- Occasion: Penitence
- Written: 1971
- Text: by Diethard Zils
- Language: German
- Melody: by Ignace de Sutter
- Composed: 1959
- Published: 1975

= Sag ja zu mir, wenn alles nein sagt =

"Sag ja zu mir, wenn alles nein sagt" (Say yes to me when all say no) is Christian hymn, with lyrics written by Diethard Zils in 1971, and music by made a hymn of the genre Neues Geistliches Lied with a melody by Ignace de Sutter. It is a penitential song, which appeared in the Catholic hymnal Gotteslob of 1975. In the 2013 version, it appears only in regional sections.

== History ==
"Sag ja zu mir, wenn alles nein sagt" was written by Diethard Zils in 1971, in five stanzas, with verses of four lines which rhyme and a refrain which is a biblical quotation. It is a penitential song, taking as a starting point reflection of mistakes and rejection by many, but the hope that God who is addressed will accept and forgive. The refrain requests to open the mouth of the singer for praise ("Tu meinen Mund auf, dich zu loben"), and to give a new spirit ("und gib mir einen neuen Geist"). The hymn appeared in the first common Catholic hymnal in German, the Gotteslob of 1975. It was recommended as a Psalmlied, a hymn suitable to be sung instead of a psalm between the first and second reading in the liturgy, although it is no paraphrase of a specific psalm. In the 2013 version of the hymnal, the hymn appears only in regional sections, such as the Diocese of Limburg, which has it as GL 767 in the section Österliche Bußzeit (Fastenzeit), which translates to: Time of penitence before Easter (Lent). The song is part of several songbooks.
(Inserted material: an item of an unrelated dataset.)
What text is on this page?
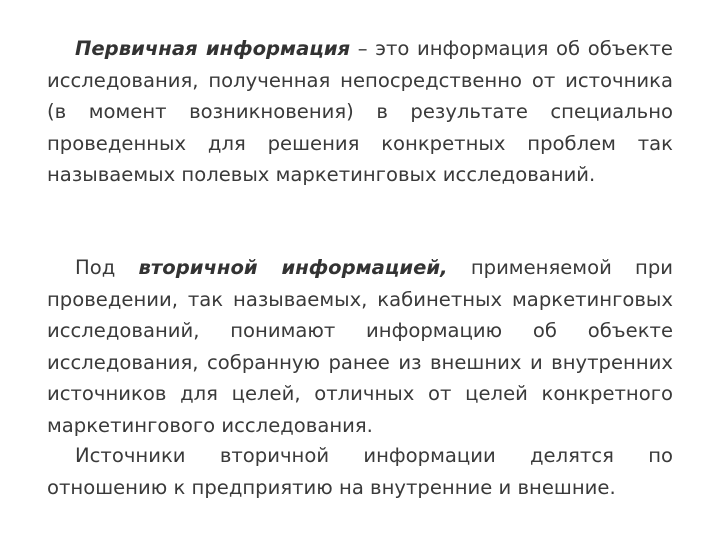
Первичная информация – это информация об объекте исследования, полученная непосредственно от источника (в момент возникновения) в результате специально проведенных для решения конкретных проблем так называемых полевых маркетинговых исследований.
Под вторичной информацией, применяемой при проведении, так называемых, кабинетных маркетинговых исследований, понимают информацию об объекте исследования, собранную ранее из внешних и внутренних источников для целей, отличных от целей конкретного маркетингового исследования.
Источники вторичной информации делятся по отношению к предприятию на внутренние и внешние.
Zils set his text to a melody which Ignace de Sutter had composed in 1959. The melody in C minor moves in even flow, beginning on C in low register, highlighting "nein (no) by a longer note, while otherwise only the last syllable of a line is held longer. The refrain is reminiscent of psalm recitation, using only three pitches around G, until it rises when the new spirit is mentioned, and ends an octave higher than the beginning.